2. Produce a style guide in Markdown with the following sections and structure:

   1. Brand summary
      • 2 to 3 bullet points describing overall mood, personality, and visual feel.
      • Keywords I can reuse in prompts.

   2. Color system
      • List primary, secondary, accent, background and surface colors.
      • For each, give: Name, Hex code, Typical usage (for example "Primary / #123456 / main actions and highlights").
      • Include success, warning, and error colors if visible or implied.

   3. Typography
      • Heading font(s) and body font(s) as families or closest generic style if exact fonts are unknown.
      • Define: H1, H2, H3, Body, Caption.
      • For each: font family, weight, approximate size (for example "H1, bold, 32px, tight line spacing"), casing preferences, and where it is used.

   4. Core components
      Describe visual rules for these elements, based on what you see in the images and general consistency:

      • Buttons
        • Primary, Secondary, Ghost/Link (if applicable).
        • Shape (corner radius), padding, border style, text style, icons, and typical states (default, hover, active, disabled) in words.

      • Inputs and form elements
        • Text fields, text areas, dropdowns, checkboxes, radio buttons, toggles.
        • Border radius, border color, fill color, label style, focus state, error state.

      • Cards and panels
        • Background color, elevation or shadow, border radius, padding, typical use cases.

      • Navigation
        • Top bar or side bar style, tab style, icons vs text, active state styling.

   5. Layout and spacing rules
      • Describe common spacing (for example "small = 4px, medium = 8px, large = 16px style spacing").
      • General layout patterns (for example "centered card on neutral background", "content width constrained to a max of 1200px", "rounded containers on soft background").

   6. Iconography and illustration
      • Icon style (outline, solid, rounded, duotone, etc).
      • Line thickness or weight.
      • Illustration style if visible (flat, gradient, 3D, playful, realistic, etc).

   7. Usage guidelines for AI generated UIs
      • 5 to 10 short prompt snippets that I can paste inside other prompts.
      • Each snippet should say how to ask for a UI in this style, for example:
        • "Use the primary action button style from the design system, with high contrast and rounded corners."
        • "Apply the card style with soft shadow, 16px padding, and medium radius corners on a neutral background."

3. If there are any ambiguities in the images, make reasonable assumptions and be explicit about them in the guide.

4. Keep everything technology agnostic (do not mention React, Angular, Tailwind, etc).
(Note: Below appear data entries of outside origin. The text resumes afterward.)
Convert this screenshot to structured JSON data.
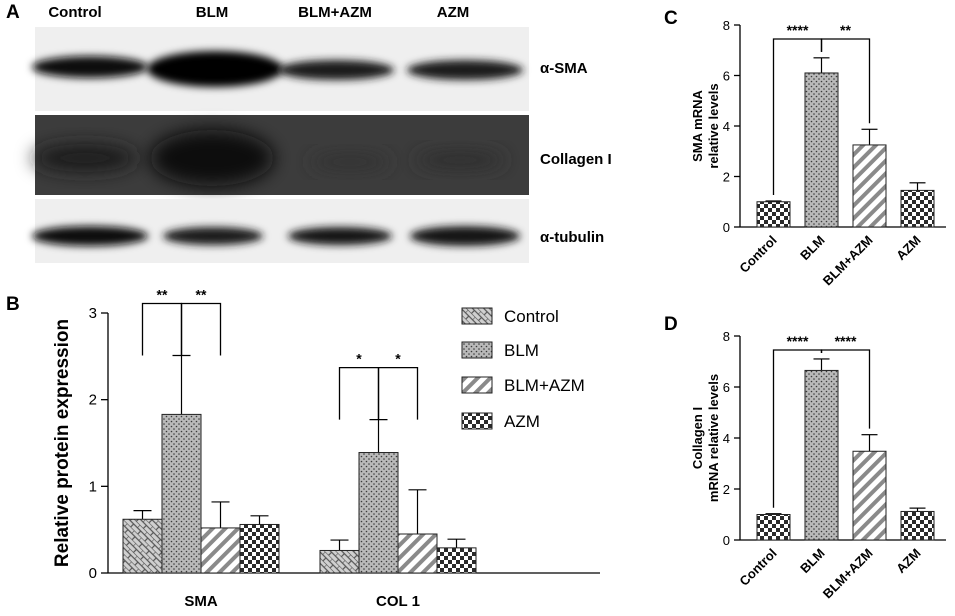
{
  "panels": {
    "a": "A",
    "b": "B",
    "c": "C",
    "d": "D"
  },
  "blot": {
    "lanes": [
      "Control",
      "BLM",
      "BLM+AZM",
      "AZM"
    ],
    "rows": [
      "α-SMA",
      "Collagen I",
      "α-tubulin"
    ]
  },
  "colors": {
    "bar_fill": "#ffffff",
    "bar_stroke": "#222222",
    "blot_bg_light": "#efefef",
    "blot_bg_dark": "#3a3a3a"
  },
  "chart_data": [
    {
      "id": "B",
      "type": "bar",
      "ylabel": "Relative protein expression",
      "ylim": [
        0,
        3
      ],
      "yticks": [
        0,
        1,
        2,
        3
      ],
      "categories": [
        "SMA",
        "COL 1"
      ],
      "legend_position": "right",
      "series": [
        {
          "name": "Control",
          "pattern": "brick",
          "values": [
            0.62,
            0.26
          ],
          "errors": [
            0.1,
            0.12
          ]
        },
        {
          "name": "BLM",
          "pattern": "dots",
          "values": [
            1.83,
            1.39
          ],
          "errors": [
            0.68,
            0.38
          ]
        },
        {
          "name": "BLM+AZM",
          "pattern": "diagonal",
          "values": [
            0.52,
            0.45
          ],
          "errors": [
            0.3,
            0.51
          ]
        },
        {
          "name": "AZM",
          "pattern": "checker",
          "values": [
            0.56,
            0.29
          ],
          "errors": [
            0.1,
            0.1
          ]
        }
      ],
      "significance": [
        {
          "category": "SMA",
          "from": "Control",
          "to": "BLM",
          "label": "**"
        },
        {
          "category": "SMA",
          "from": "BLM",
          "to": "BLM+AZM",
          "label": "**"
        },
        {
          "category": "COL 1",
          "from": "Control",
          "to": "BLM",
          "label": "*"
        },
        {
          "category": "COL 1",
          "from": "BLM",
          "to": "BLM+AZM",
          "label": "*"
        }
      ]
    },
    {
      "id": "C",
      "type": "bar",
      "ylabel": "SMA mRNA relative levels",
      "ylabel_lines": [
        "SMA mRNA",
        "relative levels"
      ],
      "ylim": [
        0,
        8
      ],
      "yticks": [
        0,
        2,
        4,
        6,
        8
      ],
      "categories": [
        "Control",
        "BLM",
        "BLM+AZM",
        "AZM"
      ],
      "patterns": [
        "checker",
        "dots",
        "diagonal",
        "checker"
      ],
      "values": [
        1.0,
        6.1,
        3.25,
        1.45
      ],
      "errors": [
        0.03,
        0.6,
        0.62,
        0.3
      ],
      "significance": [
        {
          "from": "Control",
          "to": "BLM",
          "label": "****"
        },
        {
          "from": "BLM",
          "to": "BLM+AZM",
          "label": "**"
        }
      ]
    },
    {
      "id": "D",
      "type": "bar",
      "ylabel": "Collagen I mRNA relative levels",
      "ylabel_lines": [
        "Collagen I",
        "mRNA relative levels"
      ],
      "ylim": [
        0,
        8
      ],
      "yticks": [
        0,
        2,
        4,
        6,
        8
      ],
      "categories": [
        "Control",
        "BLM",
        "BLM+AZM",
        "AZM"
      ],
      "patterns": [
        "checker",
        "dots",
        "diagonal",
        "checker"
      ],
      "values": [
        1.0,
        6.65,
        3.48,
        1.12
      ],
      "errors": [
        0.03,
        0.45,
        0.65,
        0.13
      ],
      "significance": [
        {
          "from": "Control",
          "to": "BLM",
          "label": "****"
        },
        {
          "from": "BLM",
          "to": "BLM+AZM",
          "label": "****"
        }
      ]
    }
  ]
}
The output must be pure design language that I can feed into other prompts.

How to Use It

What You'll Get

The prompt generates a style guide with these sections:

1 Brand Summary Mood, personality, and reusable keywords
2 Color System Primary, secondary, accent, and state colors with hex codes
3 Typography Font families, weights, sizes for H1-H3, body, and captions
4 Core Components Buttons, inputs, cards, and navigation styles
5 Layout & Spacing Spacing scale and layout patterns
6 Iconography Icon style, weight, and illustration approach
7 AI Prompt Snippets Ready-to-paste prompts for future UI generation

Pro Tips

Use multiple images — Upload 2-3 screens that show different states (forms, lists, modals) for a more complete guide.
Save as a file — Store the output as STYLE_GUIDE.md in your repo and reference it in future prompts.
Include in system prompts — For coding assistants like Cursor, paste the guide into your project's rules file.
Iterate and refine — If the guide is missing something, ask ChatGPT to add specific sections or clarify details.